Меж тем, этот щедро воспетый возраст был для меня нелегким сезоном — суетным, нервным, честолюбивым, нередко заставлявшим терзаться от череды несоответствий. Но режиссеры, похоже, растрогались, быть может, припомнилась давняя юность.
К тому же попал я в бесплодное время вконец оскудевшей драматургии. После того как ее отутюжил каток беспощадной идеологии, она представляла собой трагифарсовое и, в общем-то, непотребное зрелище. С одной стороны, это было кладбище, с другой — омерзительный балаган, бал спекулянтов и проходимцев. Даже за подобие искренности автору можно было простить его умилительную беспомощность.
— О чем ваша пьеса? — спросила Эва. — Естественно, о любви?
— Не без этого, — сказал я, — пьес без любви не бывает. Но главным образом — о студентах.
Она одобрила:
— Очень разумно. Лишь бы не эти охи и вздохи. Если подумать — какая любовь? Выдуманное, сочиненное чувство. Даже не чувство, а ритуал.
— Вы полагаете?
— Я это знаю. Много шума из ничего.
— Сурово, — сказал я, — весьма сурово.
— На деле нет ни любви, ни дружбы.
Я осведомился:
— А что вместо них?
— Какая-то сумма отношений. В зависимости от обстановки.
— Эва права, — сказал Холодовский. — Необходимо выпить за трезвость. Свидетельствую, что обстановка имеет решающее значение.
И снова обратился ко мне:
— Надеюсь, вы не стоите на месте? Пишете новое произведение?
Эта стрела попала в яблочко. Я только и думал о том, что расслабился и непростительно трачу время. И озабоченно пробурчал:
— Я не стою на месте, как видите. Напротив, еду в этом экспрессе. А вообще говоря — примериваюсь.
Однако полковник не унимался:
— На ком же остановили внимание? Имею в виду — какая среда?
Я нехотя уронил:
— Геологи.
Мой голос прозвучал неуверенно. В те дни в голове моей была каша. С одной стороны, я был бакинцем, родился в городе, где добывали и в то же время искали нефть. С другой стороны, эта тема стала давно освоенным месторождением, давно уже — общее достояние, сюжет индустриальной эпохи.
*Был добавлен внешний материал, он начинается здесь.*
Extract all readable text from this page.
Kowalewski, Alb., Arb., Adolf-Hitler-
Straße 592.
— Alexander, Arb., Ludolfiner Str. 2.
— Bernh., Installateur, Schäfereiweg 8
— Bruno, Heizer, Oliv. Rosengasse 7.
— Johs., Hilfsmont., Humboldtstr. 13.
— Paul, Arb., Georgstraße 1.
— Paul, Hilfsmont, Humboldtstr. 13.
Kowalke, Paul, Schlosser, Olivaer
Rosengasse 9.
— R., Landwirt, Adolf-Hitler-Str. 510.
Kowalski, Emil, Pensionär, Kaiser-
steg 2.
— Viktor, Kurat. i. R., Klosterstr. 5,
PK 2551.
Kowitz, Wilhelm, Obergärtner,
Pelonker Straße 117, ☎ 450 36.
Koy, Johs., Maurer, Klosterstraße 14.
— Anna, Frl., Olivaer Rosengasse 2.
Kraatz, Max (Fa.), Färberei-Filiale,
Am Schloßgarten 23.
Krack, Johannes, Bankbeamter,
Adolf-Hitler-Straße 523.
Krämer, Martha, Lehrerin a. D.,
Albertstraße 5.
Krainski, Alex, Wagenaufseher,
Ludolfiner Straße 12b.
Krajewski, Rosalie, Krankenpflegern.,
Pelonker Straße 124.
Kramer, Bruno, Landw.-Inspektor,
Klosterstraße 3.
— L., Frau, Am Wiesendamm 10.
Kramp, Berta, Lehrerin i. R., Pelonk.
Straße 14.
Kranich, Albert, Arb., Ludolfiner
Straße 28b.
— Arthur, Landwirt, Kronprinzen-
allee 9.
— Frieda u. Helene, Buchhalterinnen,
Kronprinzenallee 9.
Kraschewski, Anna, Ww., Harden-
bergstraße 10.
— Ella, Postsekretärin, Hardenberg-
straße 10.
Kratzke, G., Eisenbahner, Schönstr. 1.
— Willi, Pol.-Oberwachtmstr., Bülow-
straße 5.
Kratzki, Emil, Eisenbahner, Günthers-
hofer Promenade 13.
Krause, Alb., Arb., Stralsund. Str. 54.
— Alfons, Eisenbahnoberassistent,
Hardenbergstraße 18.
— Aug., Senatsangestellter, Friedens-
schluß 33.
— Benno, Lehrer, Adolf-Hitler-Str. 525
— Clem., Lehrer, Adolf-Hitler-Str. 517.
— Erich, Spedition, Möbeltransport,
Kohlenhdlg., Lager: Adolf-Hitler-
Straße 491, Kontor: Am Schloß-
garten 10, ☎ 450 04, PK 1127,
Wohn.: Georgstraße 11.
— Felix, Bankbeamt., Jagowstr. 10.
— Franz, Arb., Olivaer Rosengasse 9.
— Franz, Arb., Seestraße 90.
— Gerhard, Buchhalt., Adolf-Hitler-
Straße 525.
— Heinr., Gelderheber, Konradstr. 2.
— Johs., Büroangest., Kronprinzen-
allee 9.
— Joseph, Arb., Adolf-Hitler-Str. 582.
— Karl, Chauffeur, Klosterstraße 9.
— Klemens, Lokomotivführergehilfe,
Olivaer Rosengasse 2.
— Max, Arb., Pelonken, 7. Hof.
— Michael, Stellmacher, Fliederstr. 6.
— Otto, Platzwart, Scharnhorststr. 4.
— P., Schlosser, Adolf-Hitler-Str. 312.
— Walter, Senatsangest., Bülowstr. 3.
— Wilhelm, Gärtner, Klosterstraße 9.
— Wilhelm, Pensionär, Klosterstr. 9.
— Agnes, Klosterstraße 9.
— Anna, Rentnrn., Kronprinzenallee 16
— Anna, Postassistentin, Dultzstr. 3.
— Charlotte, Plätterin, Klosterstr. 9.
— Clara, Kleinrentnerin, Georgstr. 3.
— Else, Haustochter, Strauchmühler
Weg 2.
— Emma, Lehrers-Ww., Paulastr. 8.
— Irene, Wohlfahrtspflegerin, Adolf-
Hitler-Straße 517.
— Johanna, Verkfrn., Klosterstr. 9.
Единственным моим шагом в сторону было решение поменять географическое пространство — нефть в моей пьесе будут искать уже не на Каспии, а на Волге.
Такое решительное отторжение бакинской маслянистой волны, знакомой с младенчества, ради саратовской, было комичным поиском свежести, чем-то похожим на анекдот. Он был обречен на неудачу не только потому, что я бросился в чужую воду, но оттого, что я все равно оставался в тисках той производственной драматургии, которая царила на сцене. Я принял условия этой безмозглой, заранее обреченной игры. Даже сегодня, когда уже минуло больше шести десятилетий, я вспоминаю о ней со страданием, чувствуя острый ожог стыда.
Надо отдать Холодовскому должное. Его реакция была точной. Он вынул свою записную книжку и стал усердно ее листать.
— Правда жизни! — полковник почти пропел два наиболее частых слова из руководящих статей и непременных постановлений. — Правда жизни! Кто ж вас проконсультирует? Лена? Любочка? Мария Борисовна?
Глядя на то, как он озабоченно смотрит на номера телефонов, я осведомился:
— Геологов ищете?
— Кого же еще? Нет, не Мананочка… Вот Нина Арсеньевна. Теплее. Больше того, почти горячо. Она — подруга моей Светланы. Муж Нины что-то искал в наших недрах. Какой-то свой шанс. Не помню, что именно.
— Светлана — это ваша жена?
— Я холост, не помню, с какого года. Моя женщина. Так будет точнее. Роскошная дама. Я вас представлю, как только мы вернемся в Москву.
Мы выпили за тех, кто отсутствует. Жека сказала:
— Воображаю, как оба вы там помашете крылышками.
Эва сурово поджала губы, потом со вздохом произнесла:
— Все москвичи очень жестокие и очень высокомерные люди.